基本の基:ダートトラック>コーナリング(パーシャル)
レースの勝敗はパーシャルで決まる!
思ったよりラップタイムが良かったり、逆に悪かったりする時の境目もここにあります。
ダートトラックがわかりやすいので、これで十分練習を積んでみてください。
コーナリング中のリアタイヤの回転の状態には、大別して4種類あります。
便宜上、ここでは路面とのスリップが最小の状態をパーシャルと呼び、
パーシャル時よりリアタイヤの回転数が高いときを前向きと呼び、
パーシャル時よりリアタイヤの回転数が低いときを後ろ向きと呼び、
リアタイヤの回転が停止している状態をロッキーと呼ぶことにします。
ダートトラックの走法で、リアタイヤをロックさせるコーナリングを紹介しました。
次に、リアタイヤへのブレーキあるいはエンジンブレーキによるコーナリングを紹介しました。

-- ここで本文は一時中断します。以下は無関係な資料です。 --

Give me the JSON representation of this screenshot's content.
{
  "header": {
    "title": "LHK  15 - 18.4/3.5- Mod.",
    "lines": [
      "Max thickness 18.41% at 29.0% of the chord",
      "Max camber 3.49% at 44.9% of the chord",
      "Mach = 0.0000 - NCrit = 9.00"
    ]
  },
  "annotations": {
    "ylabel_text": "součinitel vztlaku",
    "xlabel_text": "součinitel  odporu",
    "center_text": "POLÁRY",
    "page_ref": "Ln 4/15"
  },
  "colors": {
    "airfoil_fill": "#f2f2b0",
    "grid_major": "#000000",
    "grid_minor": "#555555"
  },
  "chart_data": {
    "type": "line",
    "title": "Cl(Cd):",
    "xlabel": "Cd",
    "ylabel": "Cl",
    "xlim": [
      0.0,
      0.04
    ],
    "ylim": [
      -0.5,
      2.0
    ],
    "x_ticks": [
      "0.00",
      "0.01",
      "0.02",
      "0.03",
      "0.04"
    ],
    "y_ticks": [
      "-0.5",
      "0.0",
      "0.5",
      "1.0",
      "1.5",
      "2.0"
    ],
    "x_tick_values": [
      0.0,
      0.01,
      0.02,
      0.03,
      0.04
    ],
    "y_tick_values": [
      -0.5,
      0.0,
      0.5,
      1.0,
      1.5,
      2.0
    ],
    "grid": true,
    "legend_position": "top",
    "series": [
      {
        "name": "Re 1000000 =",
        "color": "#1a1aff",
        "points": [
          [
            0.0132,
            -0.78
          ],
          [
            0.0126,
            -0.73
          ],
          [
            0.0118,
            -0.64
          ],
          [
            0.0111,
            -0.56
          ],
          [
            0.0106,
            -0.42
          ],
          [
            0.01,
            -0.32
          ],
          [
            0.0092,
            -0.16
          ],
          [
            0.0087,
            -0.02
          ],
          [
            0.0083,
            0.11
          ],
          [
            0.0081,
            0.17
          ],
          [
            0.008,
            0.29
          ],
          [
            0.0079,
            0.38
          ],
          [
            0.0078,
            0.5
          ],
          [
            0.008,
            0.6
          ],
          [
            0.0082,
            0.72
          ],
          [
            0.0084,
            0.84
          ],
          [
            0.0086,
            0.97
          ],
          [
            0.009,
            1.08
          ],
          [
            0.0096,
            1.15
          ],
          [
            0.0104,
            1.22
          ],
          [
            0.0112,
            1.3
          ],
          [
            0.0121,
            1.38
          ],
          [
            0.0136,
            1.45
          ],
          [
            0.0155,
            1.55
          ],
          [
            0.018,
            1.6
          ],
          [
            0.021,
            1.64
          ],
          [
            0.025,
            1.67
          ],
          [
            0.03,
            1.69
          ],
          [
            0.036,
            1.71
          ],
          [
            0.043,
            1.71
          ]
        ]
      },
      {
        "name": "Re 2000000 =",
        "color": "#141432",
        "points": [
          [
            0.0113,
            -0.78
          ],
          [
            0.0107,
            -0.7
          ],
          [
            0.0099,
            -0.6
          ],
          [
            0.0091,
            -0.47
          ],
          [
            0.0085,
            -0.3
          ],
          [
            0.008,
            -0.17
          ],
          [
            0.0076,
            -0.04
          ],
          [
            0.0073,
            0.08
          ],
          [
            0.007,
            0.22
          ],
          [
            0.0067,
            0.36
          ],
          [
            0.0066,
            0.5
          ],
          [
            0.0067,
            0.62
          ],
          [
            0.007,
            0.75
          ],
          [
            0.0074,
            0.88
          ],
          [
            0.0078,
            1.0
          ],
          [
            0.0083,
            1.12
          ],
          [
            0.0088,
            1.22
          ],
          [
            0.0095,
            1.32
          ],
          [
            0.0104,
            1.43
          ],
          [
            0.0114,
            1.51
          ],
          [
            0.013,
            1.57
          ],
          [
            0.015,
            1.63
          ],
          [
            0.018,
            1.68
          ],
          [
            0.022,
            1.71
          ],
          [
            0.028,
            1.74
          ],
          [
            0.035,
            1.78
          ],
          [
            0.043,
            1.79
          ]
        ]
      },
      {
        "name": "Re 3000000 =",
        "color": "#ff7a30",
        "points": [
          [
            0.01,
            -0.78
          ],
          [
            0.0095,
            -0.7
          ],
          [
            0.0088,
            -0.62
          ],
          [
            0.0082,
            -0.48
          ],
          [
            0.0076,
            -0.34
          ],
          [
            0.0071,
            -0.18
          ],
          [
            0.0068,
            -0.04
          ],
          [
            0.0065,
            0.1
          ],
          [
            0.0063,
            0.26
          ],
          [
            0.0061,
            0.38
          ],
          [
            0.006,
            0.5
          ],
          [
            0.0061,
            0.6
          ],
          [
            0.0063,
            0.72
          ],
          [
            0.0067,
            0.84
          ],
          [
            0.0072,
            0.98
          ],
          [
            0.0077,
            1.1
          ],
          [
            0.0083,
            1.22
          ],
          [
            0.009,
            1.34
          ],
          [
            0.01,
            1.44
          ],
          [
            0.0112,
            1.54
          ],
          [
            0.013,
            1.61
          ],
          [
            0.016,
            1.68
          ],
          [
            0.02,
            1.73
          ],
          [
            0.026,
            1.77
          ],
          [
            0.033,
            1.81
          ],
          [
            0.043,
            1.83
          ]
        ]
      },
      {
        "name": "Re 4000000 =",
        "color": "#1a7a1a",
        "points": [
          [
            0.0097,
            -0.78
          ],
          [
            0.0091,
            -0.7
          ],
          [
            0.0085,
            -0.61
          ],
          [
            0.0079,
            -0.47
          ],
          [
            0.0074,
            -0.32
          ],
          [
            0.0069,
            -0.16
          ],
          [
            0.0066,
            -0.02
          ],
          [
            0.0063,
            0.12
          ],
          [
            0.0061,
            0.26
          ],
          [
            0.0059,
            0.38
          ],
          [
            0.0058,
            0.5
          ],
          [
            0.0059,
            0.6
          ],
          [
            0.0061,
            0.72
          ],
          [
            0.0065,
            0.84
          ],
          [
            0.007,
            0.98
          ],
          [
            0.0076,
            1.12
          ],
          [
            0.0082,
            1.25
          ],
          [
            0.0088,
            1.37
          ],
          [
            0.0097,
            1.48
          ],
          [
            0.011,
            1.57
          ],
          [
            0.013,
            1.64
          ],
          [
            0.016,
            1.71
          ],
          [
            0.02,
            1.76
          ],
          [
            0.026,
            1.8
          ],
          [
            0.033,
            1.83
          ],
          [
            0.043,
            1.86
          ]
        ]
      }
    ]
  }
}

同様に、アクセルオンによるコーナリングも紹介しました。
説明していないのが上記以外の状態、すなわち、パーシャルな状態でのコーナリングです。
パーシャルとは、先に定義したように、路面とのスリップが一番少ない状態です。
この状態はスロットルオフではなく、クラッチを切った状態でもなく、
パーシャルに必要な分の惰性、あるいはパワーオンが必要です。
説明はしていないのですが、実は、
ダートトラックでロッキー、または後ろ向きな状態でコーナリングを開始し、
途中から前向きにスムーズに切り替えられるライダーは、
このパーシャルな状態もコントロールできていることになります。
想像できると思いますが、タイヤの理論的なパフォーマンス発揮度では、
ロッキーの状態が一番低く、次に後ろ向きや前向き、そして一番高次元なのがパーシャルでしょう。
上述のライダーは、低次元でも高次元でも変わらずにスライドさせ続けているという高等なテクニックを発揮しています。
習得したいのは、前乗りでも、後乗りでも、パーシャルでも変わらずスライドができること。
次に、その状態で、今度は速度的なパーシャルを基本に、減速するスライドと加速するスライドのコントロールを習得します。
必ずしも段階を踏む必要もなく、いきなりパーシャルなスライドに挑戦するのもよいでしょう。
その際、ひとつ大事なことがあります。
例えば、加速するスライドには二種類あり、実際に加速している場合と、実際には加速していなくてもライダーが加速していると感じるときです。
同様に減速でもでも二種類あり、実際に減速している場合と、実際には加速しているのにライダーが減速していると感じるときです。
これはライダーが、自身の計画・想定した速度・挙動と、実際の速度・挙動に食い違いがあるときに感じます。あるいは体勢的、慣性的な判断ミスからも感じます。
冒頭で述べた、隠れた、あるいは埋もれたタイムはここにあります。
これを正しく認識し前向きに調整することでタイムアップが望めます。
物理的な限界と無縁にタイムアップできるのであれば、これ幸いでしょう。
ここで賢く判断することです。
一番の収穫物はタイムロスがどこで発生するかです。
ライダーの感覚すら頼りにできないことを知りました。
ライダーの感覚や気持ちと裏腹な挙動を選択肢に入れるべきということを知りました。
ジムカーナのコーナリングの説明で、旋回中のタイムアップの必須テクニックについても説明しました(予定:速い理由と技を紹介します)。
そして、どちらでもよいのなら前向きなコーナリングを選択し、収束させていきます。
そのうえで、最後に改めて優先すべきは、タイムアップにつながる走法を選択することです。
パーシャルが一番高次元だからといえ、この状態であれば必ずタイムが良いとは限りません。
高次元な走りが必ずしも区間タイムの速さにつながるわけではありません。
高次元なアクションの前後のタイムロスや、完走率というファクターも計算に入れないといけません。
この時点で今一度、ケーシー・ストーナーの記事を読んでみると、彼の発言の意図がくみ取れることでしょう。